Figure 2: A visual depiction of the sectioning methodology. Each rectangle represents a separate section.

Additionally, some documents can get quite large and touch on several different HR policies: we needed to break these down into more manageable, congruent sections. We found that the best way to do this was to make use of heading levels and break down each document into nested sections, with each section containing all the sections hierarchically below it.

Sorting HR Policies by Relevance

In the interest of computational efficiency and accuracy of responses, we needed to sort the HR policy sections by their relevance to the query. To do this, we made use of text embeddings: a numerical representation of a text. A simple example of this would be tallying the occurrences of each word in a text. The embeddings of two texts can be input into a similarity function to easily determine how similar they are mathematical.

Once we calculated the embeddings of the query and all the HR policy sections, we computed the pairwise similarity. We then sorted the sections by the computed similarity to yield a list of HR policy sections ordered by their relevance to the query.

Evoking an appropriate response

To elicit a desired response from ChatGPT, we need to supply it with three pieces of information:

The relevant HR policy sections to inform ChatGPT of the HR policies,
The user-supplied query, and accompanying chat history provide context for the query, and
A well-engineered prompt to instruct ChatGPT on how to respond using the above data.

The only thing missing is a good prompt. Engineering a good prompt is an iterative process that requires a lot of experimentation. It is not always as simple as providing instructions — ChatGPT has historically had an issue with hallucination, whereby the model incorrectly yet confidently responds to a question it does not know the answer to. However, with the right prompt, this issue can be solved.

The prompt we settled on was as follows:

“You are a helpful assistant working at Calcey.
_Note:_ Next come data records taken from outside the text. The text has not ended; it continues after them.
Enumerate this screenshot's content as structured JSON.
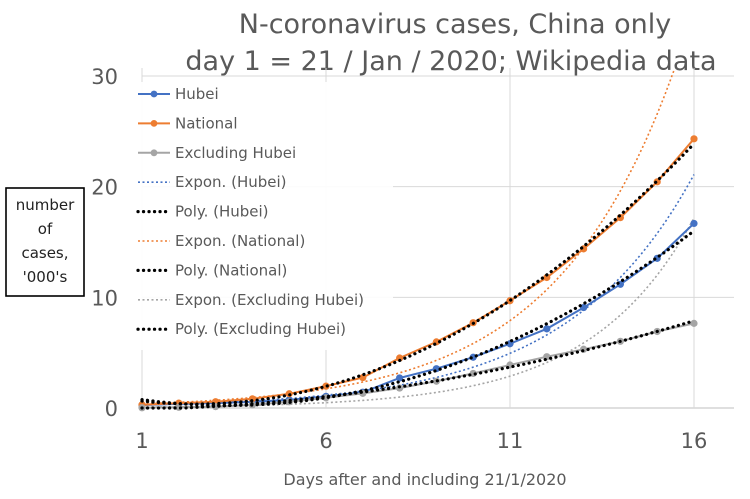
{
  "chart_data": {
    "type": "line",
    "title_line1": "N-coronavirus cases, China only",
    "title_line2": "day 1 = 21 / Jan / 2020; Wikipedia data",
    "xlabel": "Days after and including 21/1/2020",
    "ylabel_lines": [
      "number",
      "of",
      "cases,",
      "'000's"
    ],
    "xlim": [
      1,
      16
    ],
    "ylim": [
      0,
      30
    ],
    "xticks": [
      "1",
      "6",
      "11",
      "16"
    ],
    "yticks": [
      "0",
      "10",
      "20",
      "30"
    ],
    "grid": true,
    "legend_position": "top-left",
    "x": [
      1,
      2,
      3,
      4,
      5,
      6,
      7,
      8,
      9,
      10,
      11,
      12,
      13,
      14,
      15,
      16
    ],
    "series": [
      {
        "name": "Hubei",
        "color": "#4472c4",
        "values": [
          0.27,
          0.375,
          0.444,
          0.549,
          0.729,
          1.052,
          1.423,
          2.714,
          3.554,
          4.586,
          5.806,
          7.153,
          9.074,
          11.177,
          13.522,
          16.678
        ]
      },
      {
        "name": "National",
        "color": "#ed7d31",
        "values": [
          0.291,
          0.44,
          0.571,
          0.83,
          1.287,
          1.975,
          2.744,
          4.515,
          5.974,
          7.711,
          9.692,
          11.791,
          14.38,
          17.205,
          20.438,
          24.324
        ]
      },
      {
        "name": "Excluding Hubei",
        "color": "#a5a5a5",
        "values": [
          0.021,
          0.065,
          0.127,
          0.281,
          0.558,
          0.923,
          1.321,
          1.801,
          2.42,
          3.125,
          3.886,
          4.638,
          5.306,
          6.028,
          6.916,
          7.646
        ]
      }
    ],
    "trendlines": [
      {
        "name": "Expon. (Hubei)",
        "kind": "exponential",
        "of": "Hubei",
        "color": "#4472c4"
      },
      {
        "name": "Poly. (Hubei)",
        "kind": "polynomial",
        "of": "Hubei",
        "color": "#000000"
      },
      {
        "name": "Expon. (National)",
        "kind": "exponential",
        "of": "National",
        "color": "#ed7d31"
      },
      {
        "name": "Poly. (National)",
        "kind": "polynomial",
        "of": "National",
        "color": "#000000"
      },
      {
        "name": "Expon. (Excluding Hubei)",
        "kind": "exponential",
        "of": "Excluding Hubei",
        "color": "#a5a5a5"
      },
      {
        "name": "Poly. (Excluding Hubei)",
        "kind": "polynomial",
        "of": "Excluding Hubei",
        "color": "#000000"
      }
    ],
    "colors": {
      "grid": "#d9d9d9",
      "text": "#595959"
    }
  }
}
Answer the questions truthfully and explicitly, providing additional details when available. Use only the information contained within the wiki, and if the answer is not contained in the wiki, ask the user to contact HR.”

Q: What is the reward for introducing a senior software engineer?
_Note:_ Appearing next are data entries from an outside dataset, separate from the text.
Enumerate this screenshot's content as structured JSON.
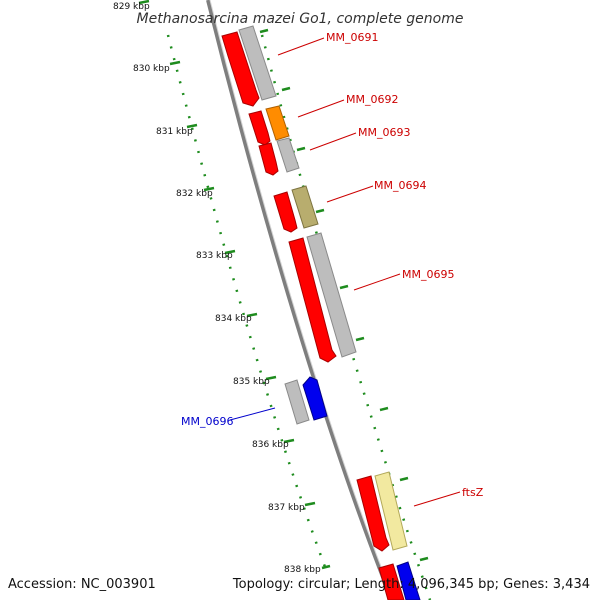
{
  "title": "Methanosarcina mazei Go1, complete genome",
  "ticks": [
    {
      "label": "829 kbp"
    },
    {
      "label": "830 kbp"
    },
    {
      "label": "831 kbp"
    },
    {
      "label": "832 kbp"
    },
    {
      "label": "833 kbp"
    },
    {
      "label": "834 kbp"
    },
    {
      "label": "835 kbp"
    },
    {
      "label": "836 kbp"
    },
    {
      "label": "837 kbp"
    },
    {
      "label": "838 kbp"
    }
  ],
  "genes": [
    {
      "label": "MM_0691",
      "color": "#cc0000"
    },
    {
      "label": "MM_0692",
      "color": "#cc0000"
    },
    {
      "label": "MM_0693",
      "color": "#cc0000"
    },
    {
      "label": "MM_0694",
      "color": "#cc0000"
    },
    {
      "label": "MM_0695",
      "color": "#cc0000"
    },
    {
      "label": "MM_0696",
      "color": "#0000cc"
    },
    {
      "label": "ftsZ",
      "color": "#cc0000"
    }
  ],
  "footer": {
    "accession": "Accession: NC_003901",
    "summary": "Topology: circular; Length: 4,096,345 bp; Genes: 3,434"
  },
  "colors": {
    "cds": "#ff0000",
    "cds_reverse": "#0000ff",
    "feature_gray": "#b8b8b8",
    "feature_orange": "#ff8c00",
    "feature_olive": "#b8ad6e",
    "feature_pale": "#f2e9a0",
    "backbone": "#8a8a8a",
    "tick": "#1e8c1e"
  }
}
A: The reward for introducing a Senior Software Engineer is an iPhone 13 128GB. Please note that certain conditions apply, such as the candidate must not have applied to Calcey before the referral email, and the referee will not join the interview process. The reward will be ready within one month from the date your friend starts working with Calcey. To refer someone, send their resumes to internal-referrals@calcey.com.

(a) An example of a response containing additional relevant details to the query.

Q: How long can I stay in the dorm for?

A: The Calcey Dormitory Facility Policy does not explicitly mention a maximum duration for an employee's stay. If you have specific questions about the duration of your stay, it's best to contact HR for further clarification.

(b) An example of how it responds to a query it should not know the answer to.

Figure 3: Examples of how the prompt influences ChatGPT’s response.

Breaking down the prompt and explaining what each sentence does:

“You are a helpful assistant working at Calcey”. This ensures that the model responds politely and from the perspective of a colleague.
“Answer the questions truthfully and explicitly, providing additional details when available”. Instructing the model to provide additional details results in the response including links to forms it refers to, contact details for people it refers to, etc. However, this increases the risk of the aforementioned hallucination issue.
“Use only the information contained within the wiki, and if the answer is not contained in the wiki, ask the user to contact HR”. This greatly curbs the hallucination issue and provides explicit instructions on how to respond to questions the model does not know the answer to.

Closing Thoughts

ChatGPT is a very powerful tool that can be molded to suit a variety of use cases. However, since its inner workings are not precisely understood and its responses are stochastic in nature, it can be tricky to instruct it to do exactly what you want it to. As a result, it can require quite a bit of experimentation to get the desired outcome.